Our first impressions are that: firstly, there is the mandatory tender evaluation criterion, which operates both as a competitive advantage (carrot) and, once incorporated into the contract, as a binding carbon limit that may give rise to liability for non‑compliance (stick). This is driven, secondly, by the risk/reward mechanism (CE Incentives/CE Damages) that ties reward and liability directly to emissions performance. This is put into operation by the Carbon Balance Sheet supported by the monitoring and reporting requirements. Together, these tools make carbon performance commercially and contractually consequential – both good (reward) and bad (liability).
Beyond the mandatory tender evaluation criterion and the risk/reward mechanism, what other carrots and sticks are there? We would welcome your views.
Conclusion
FIDIC’s framework translates aspiration into contractual obligations (with measurable outcomes and financial consequences). While it will be interesting to follow this guide’s progress, particularly whether the industry embraces it and how it evolves over time (likely shaped by lessons learned), these practical tools nonetheless represent a significant leap forward for the construction industry towards its decarbonisation goals.
I would be happy to answer any questions you may have regarding these issues. Please feel free to contact me at anzelle.ford@howardkennedy.com.
[1] FIDIC | New FIDIC Carbon Management Guide launched at London contracts conference | International Federation of Consulting Engineers.
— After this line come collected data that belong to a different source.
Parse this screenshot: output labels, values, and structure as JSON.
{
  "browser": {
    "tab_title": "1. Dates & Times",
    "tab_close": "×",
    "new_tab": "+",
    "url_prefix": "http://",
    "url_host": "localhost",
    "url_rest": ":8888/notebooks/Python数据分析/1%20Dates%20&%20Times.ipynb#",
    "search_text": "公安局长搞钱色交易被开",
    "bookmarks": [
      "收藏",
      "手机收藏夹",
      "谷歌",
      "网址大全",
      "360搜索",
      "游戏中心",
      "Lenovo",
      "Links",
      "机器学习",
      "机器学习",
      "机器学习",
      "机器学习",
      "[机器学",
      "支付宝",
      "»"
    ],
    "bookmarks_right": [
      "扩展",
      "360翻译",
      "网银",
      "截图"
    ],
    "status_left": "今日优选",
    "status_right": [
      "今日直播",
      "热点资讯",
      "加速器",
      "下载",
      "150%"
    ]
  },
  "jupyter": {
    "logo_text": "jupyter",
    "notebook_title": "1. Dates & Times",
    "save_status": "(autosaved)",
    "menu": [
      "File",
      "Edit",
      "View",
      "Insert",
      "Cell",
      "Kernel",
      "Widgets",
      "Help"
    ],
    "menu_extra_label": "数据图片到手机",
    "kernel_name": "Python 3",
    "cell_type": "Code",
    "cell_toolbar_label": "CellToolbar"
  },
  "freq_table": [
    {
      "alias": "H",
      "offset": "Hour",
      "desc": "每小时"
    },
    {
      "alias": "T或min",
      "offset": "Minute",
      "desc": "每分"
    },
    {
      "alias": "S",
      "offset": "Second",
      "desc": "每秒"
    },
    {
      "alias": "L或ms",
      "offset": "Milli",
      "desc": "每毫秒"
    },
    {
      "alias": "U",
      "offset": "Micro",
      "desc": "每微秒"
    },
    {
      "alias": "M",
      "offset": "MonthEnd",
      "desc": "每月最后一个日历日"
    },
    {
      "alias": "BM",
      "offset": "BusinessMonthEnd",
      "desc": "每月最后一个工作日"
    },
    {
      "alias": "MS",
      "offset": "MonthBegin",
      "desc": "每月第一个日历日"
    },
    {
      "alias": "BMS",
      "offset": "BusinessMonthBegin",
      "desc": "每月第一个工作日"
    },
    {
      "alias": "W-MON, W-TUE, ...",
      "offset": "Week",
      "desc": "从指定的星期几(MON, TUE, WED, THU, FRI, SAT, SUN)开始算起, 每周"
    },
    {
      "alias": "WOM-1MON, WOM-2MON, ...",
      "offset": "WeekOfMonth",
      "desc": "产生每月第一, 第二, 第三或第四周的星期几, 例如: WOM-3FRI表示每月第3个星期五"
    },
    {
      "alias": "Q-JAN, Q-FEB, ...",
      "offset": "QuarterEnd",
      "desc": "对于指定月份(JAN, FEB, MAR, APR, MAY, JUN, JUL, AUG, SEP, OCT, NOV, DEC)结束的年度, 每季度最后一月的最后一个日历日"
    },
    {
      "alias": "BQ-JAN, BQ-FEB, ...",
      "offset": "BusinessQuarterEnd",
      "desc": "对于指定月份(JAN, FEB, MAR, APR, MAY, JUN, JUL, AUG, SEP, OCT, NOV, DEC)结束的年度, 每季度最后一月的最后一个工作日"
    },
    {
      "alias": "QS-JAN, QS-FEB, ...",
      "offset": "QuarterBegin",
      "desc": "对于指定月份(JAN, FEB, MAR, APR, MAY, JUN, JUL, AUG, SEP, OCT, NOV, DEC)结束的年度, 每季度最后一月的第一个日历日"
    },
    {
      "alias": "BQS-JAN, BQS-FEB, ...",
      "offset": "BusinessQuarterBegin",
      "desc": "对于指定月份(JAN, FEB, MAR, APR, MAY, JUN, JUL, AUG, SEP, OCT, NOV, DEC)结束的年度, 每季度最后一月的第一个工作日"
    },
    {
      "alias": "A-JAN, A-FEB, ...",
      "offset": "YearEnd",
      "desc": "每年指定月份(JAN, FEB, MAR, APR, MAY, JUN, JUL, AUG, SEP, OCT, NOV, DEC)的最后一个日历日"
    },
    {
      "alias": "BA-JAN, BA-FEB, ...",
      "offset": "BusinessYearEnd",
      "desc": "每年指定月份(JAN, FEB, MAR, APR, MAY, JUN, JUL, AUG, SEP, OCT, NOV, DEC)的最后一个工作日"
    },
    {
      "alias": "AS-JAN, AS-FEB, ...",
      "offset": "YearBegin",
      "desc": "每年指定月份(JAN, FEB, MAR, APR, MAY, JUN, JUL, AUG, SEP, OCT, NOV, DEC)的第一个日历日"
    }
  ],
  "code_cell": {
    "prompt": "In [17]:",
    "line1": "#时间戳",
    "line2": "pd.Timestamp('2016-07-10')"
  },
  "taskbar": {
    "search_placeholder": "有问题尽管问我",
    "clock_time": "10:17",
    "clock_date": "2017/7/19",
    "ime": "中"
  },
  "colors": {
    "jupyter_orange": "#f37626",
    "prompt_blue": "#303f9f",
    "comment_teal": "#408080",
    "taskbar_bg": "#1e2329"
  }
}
FIDIC also, very helpfully, published a Q&A on the FIDIC CM Guide and CEM Guidance, First Edition 2025 Version 1, which can be downloaded here: Q&A for CM Guide and CEM Guidances_5.pdf
[2] Charter | FIDIC For Global Goals
[3] FIDIC | Carbon Management Framework | International Federation of Consulting Engineers
[4] CM Guide, page 8, preface.
[5] See Q5 of the FIDIC Q&A.
[6] While CM is a collective effort, CMP 2 highlights the Employer’s central role in fostering a collaborative environment among all project participants.
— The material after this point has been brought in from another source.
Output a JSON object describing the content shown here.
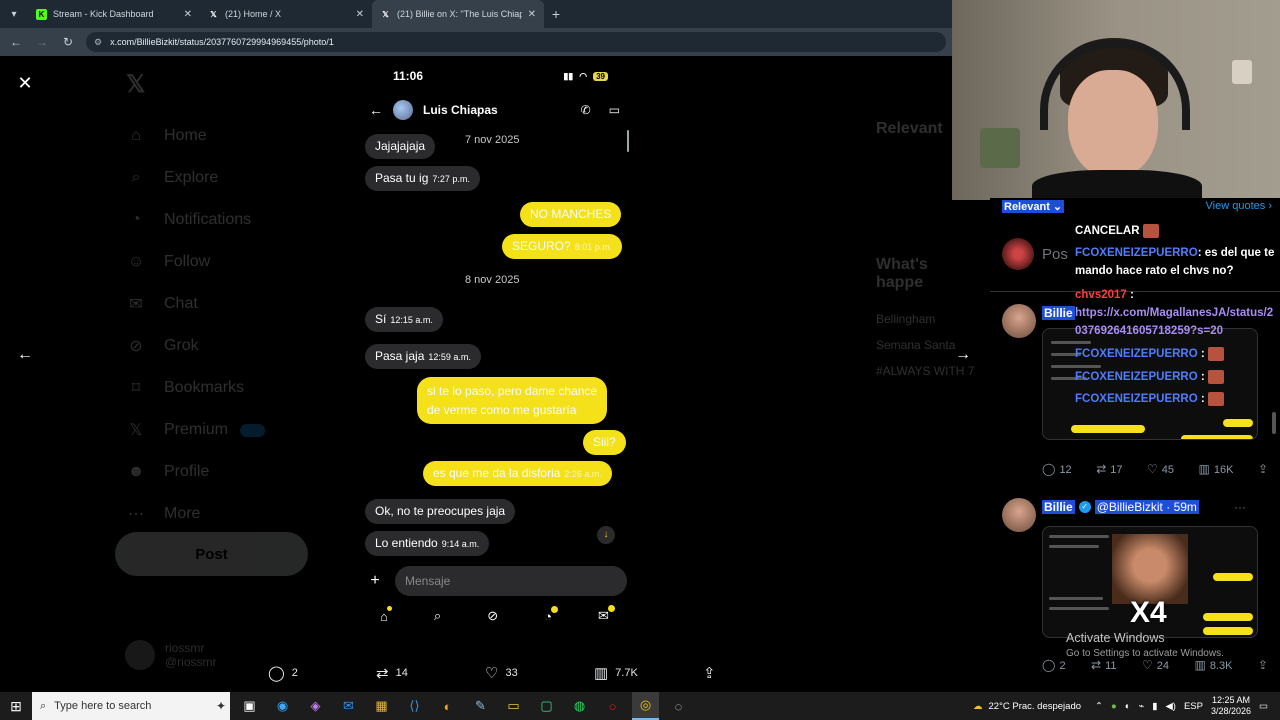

[7] This document addresses objectives, milestones, calculation methodology, risk management requirements, report procedures, supply chain obligations and Taking Over procedures. It is adaptable to make it appropriate for all project types, sizes and complexities
[8] FIDIC recommends that drafters of CEM provisions adhere to the six CM Principles and maintain clear responsibility and accountability structures that uphold FIDIC’s balanced risk allocation. It also recommends obtaining appropriate legal and engineering advice when reviewing or drafting amendments to avoid ambiguity and contractual inconsistencies
[9] A contract-level emissions cap set by the tenderer, covering only the Contractor’s activities (contract-specific) and serves as a key measure of performance. Once agreed, it becomes a binding limit, adjustable only for events beyond the Contractor’s control.
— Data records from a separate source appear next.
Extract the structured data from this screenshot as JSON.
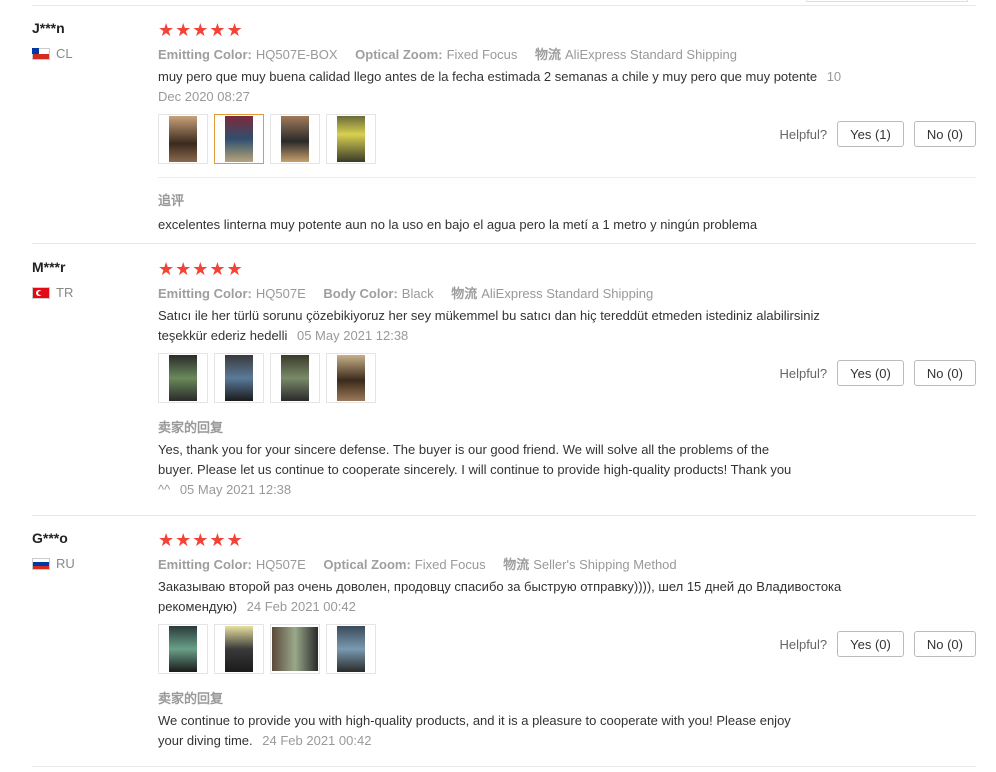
{
  "labels": {
    "helpful": "Helpful?"
  },
  "reviews": [
    {
      "user": "J***n",
      "country": "CL",
      "props": [
        {
          "label": "Emitting Color:",
          "value": "HQ507E-BOX"
        },
        {
          "label": "Optical Zoom:",
          "value": "Fixed Focus"
        },
        {
          "label": "物流",
          "value": "AliExpress Standard Shipping"
        }
      ],
      "text": "muy pero que muy buena calidad llego antes de la fecha estimada 2 semanas a chile y muy pero que muy potente",
      "date_part1": "10",
      "date_part2": "Dec 2020 08:27",
      "yes_label": "Yes (1)",
      "no_label": "No (0)",
      "followup_title": "追评",
      "followup_text": "excelentes linterna muy potente aun no la uso en bajo el agua pero la metí a 1 metro y ningún problema"
    },
    {
      "user": "M***r",
      "country": "TR",
      "props": [
        {
          "label": "Emitting Color:",
          "value": "HQ507E"
        },
        {
          "label": "Body Color:",
          "value": "Black"
        },
        {
          "label": "物流",
          "value": "AliExpress Standard Shipping"
        }
      ],
      "text_line1": "Satıcı ile her türlü sorunu çözebikiyoruz her sey mükemmel bu satıcı dan hiç tereddüt etmeden istediniz alabilirsiniz",
      "text_line2": "teşekkür ederiz hedelli",
      "date": "05 May 2021 12:38",
      "yes_label": "Yes (0)",
      "no_label": "No (0)",
      "reply_title": "卖家的回复",
      "reply_line1": "Yes, thank you for your sincere defense. The buyer is our good friend. We will solve all the problems of the",
      "reply_line2": "buyer. Please let us continue to cooperate sincerely. I will continue to provide high-quality products! Thank you",
      "reply_line3": "^^",
      "reply_date": "05 May 2021 12:38"
    },
    {
      "user": "G***o",
      "country": "RU",
      "props": [
        {
          "label": "Emitting Color:",
          "value": "HQ507E"
        },
        {
          "label": "Optical Zoom:",
          "value": "Fixed Focus"
        },
        {
          "label": "物流",
          "value": "Seller's Shipping Method"
        }
      ],
      "text_line1": "Заказываю второй раз очень доволен, продовцу спасибо за быструю отправку)))), шел 15 дней до Владивостока",
      "text_line2": "рекомендую)",
      "date": "24 Feb 2021 00:42",
      "yes_label": "Yes (0)",
      "no_label": "No (0)",
      "reply_title": "卖家的回复",
      "reply_line1": "We continue to provide you with high-quality products, and it is a pleasure to cooperate with you! Please enjoy",
      "reply_line2": "your diving time.",
      "reply_date": "24 Feb 2021 00:42"
    }
  ],
  "colors": {
    "star": "#f44336",
    "active_thumb_border": "#e49a38",
    "muted": "#999999"
  }
}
[10] A contractually defined price per tonne of Carbon Dioxide Equivalent (CO₂e), set by the Employer in the Contract Data for each individual contract (contract-specific). It reflects the Employer’s full cost of managing emissions through Carbon Removal Measures. The Employer bears the risk of carbon price volatility and market changes, while the Contractor benefits from a fixed price and is accountable only for its own emissions at that agreed rate – allocating risk to the party best placed to manage it.
[11] A project-level estimate of total project lifecycle GHG emissions set by the Employer and monitored via the Carbon Balance Sheet (project-specific). The overall CE Target is made up of combined CE Budgets from individual contracts and determined by reference to (inter alia) project requirements, applicable regulations, funding criteria, and sustainability objectives.